After Perry’s parole, four months elapsed, months of rattling around in a fifth-hand, hundred-dollar Ford, rolling from Reno to Las Vegas, from Bellingham, Washington, to Buhl, Idaho, and it was in Buhl, where he had found temporary work as a truck driver, that Dick’s letter reached him: “Friend P., Came out in August, and after you left I Met Someone, you do not know him, but he put me on to Something we could bring off Beautiful. A cinch, the Perfect score . . .” Until then Perry had not imagined that he would ever see Dick again.
Or
Willie-Jay. But they had both been much in his thoughts, and especially the latter, who in memory had grown ten feet tall, a gray-haired wise man haunting the hallways of his mind. “You pursue the negative,” Willie-Jay had informed him once, in one of his lectures. “You want not to give a damn, to exist without responsibility, without faith or friends or warmth.”

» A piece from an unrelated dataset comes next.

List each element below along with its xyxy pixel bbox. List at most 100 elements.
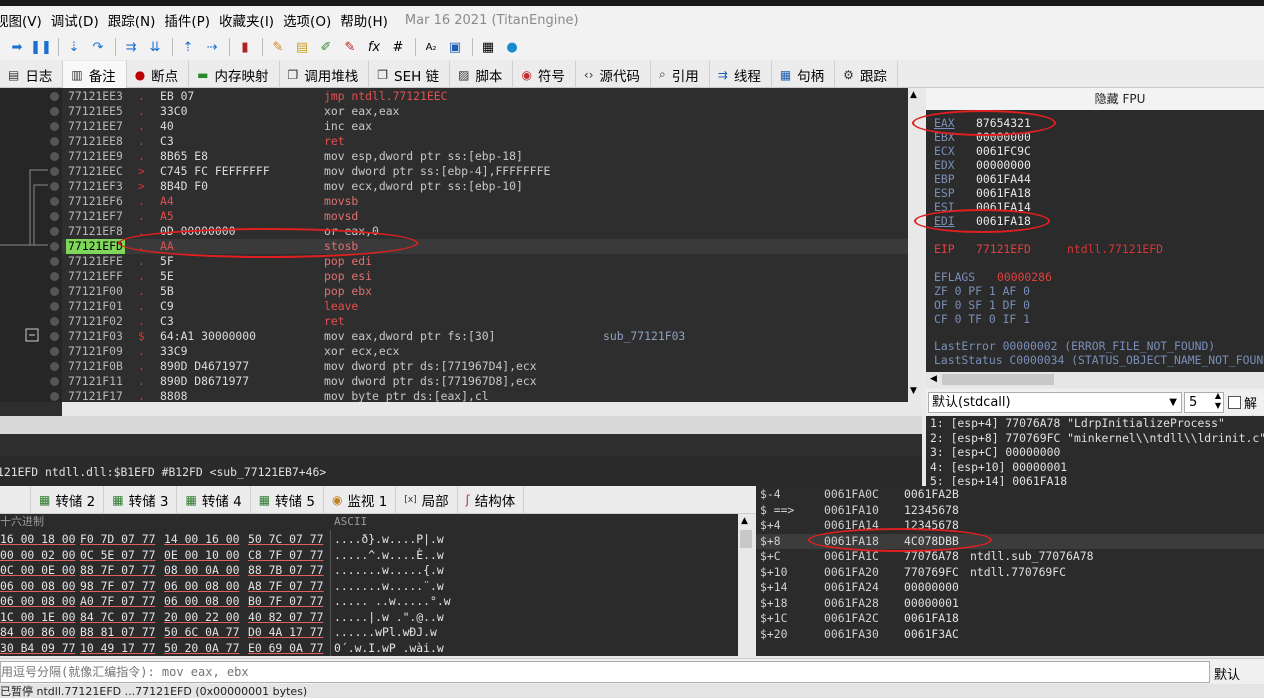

In the solitary, comfortless course of his recent driftings, Perry had over and over again reviewed this indictment, and had decided it was unjust. He
did
give a damn—but who had ever given a damn about him? His father? Yes, up to a point. A girl or two—but that was “a long story.” No one else except Willie-Jay himself. And only Willie-Jay had ever recognized his worth, his potentialities, had acknowledged that he was not just an undersized, overmuscled half-breed, had seen him, for all the moralizing, as he saw himself—“exceptional,” “rare,” “artistic.” In Willie-Jay his vanity had found support, his sensibility shelter, and the four-month exile from this high-carat appreciation had made it more alluring than any dream of buried gold. So when he received Dick’s invitation, and realized that the date Dick proposed for his coming to Kansas more or less coincided with the time of Willie-Jay’s release, he knew what he must do. He drove to Las Vegas, sold his junk-heap car, packed his collection of maps, old letters, manuscripts, and books, and bought a ticket for a Greyhound bus. The journey’s aftermath was up to fate; if things didn’t “work out with Willie-Jay,” then he might “consider Dick’s proposition.” As it turned out, the choice was between Dick and nothing, for when Perry’s bus reached Kansas City, on the evening of November 12, Willie-Jay, whom he’d been unable to advise of his coming, had already left town-left, in fact, only five hours earlier, from the same terminal at which Perry arrived. That much he had learned by telephoning the Reverend Mr. Post, who further discouraged him by declining to reveal his former clerk’s exact destination. “He’s headed East,” the chaplain said. “To fine opportunities. A decent job, and a home with some good people who are willing to help him.” And Perry, hanging up, had felt “dizzy with anger and disappointment.”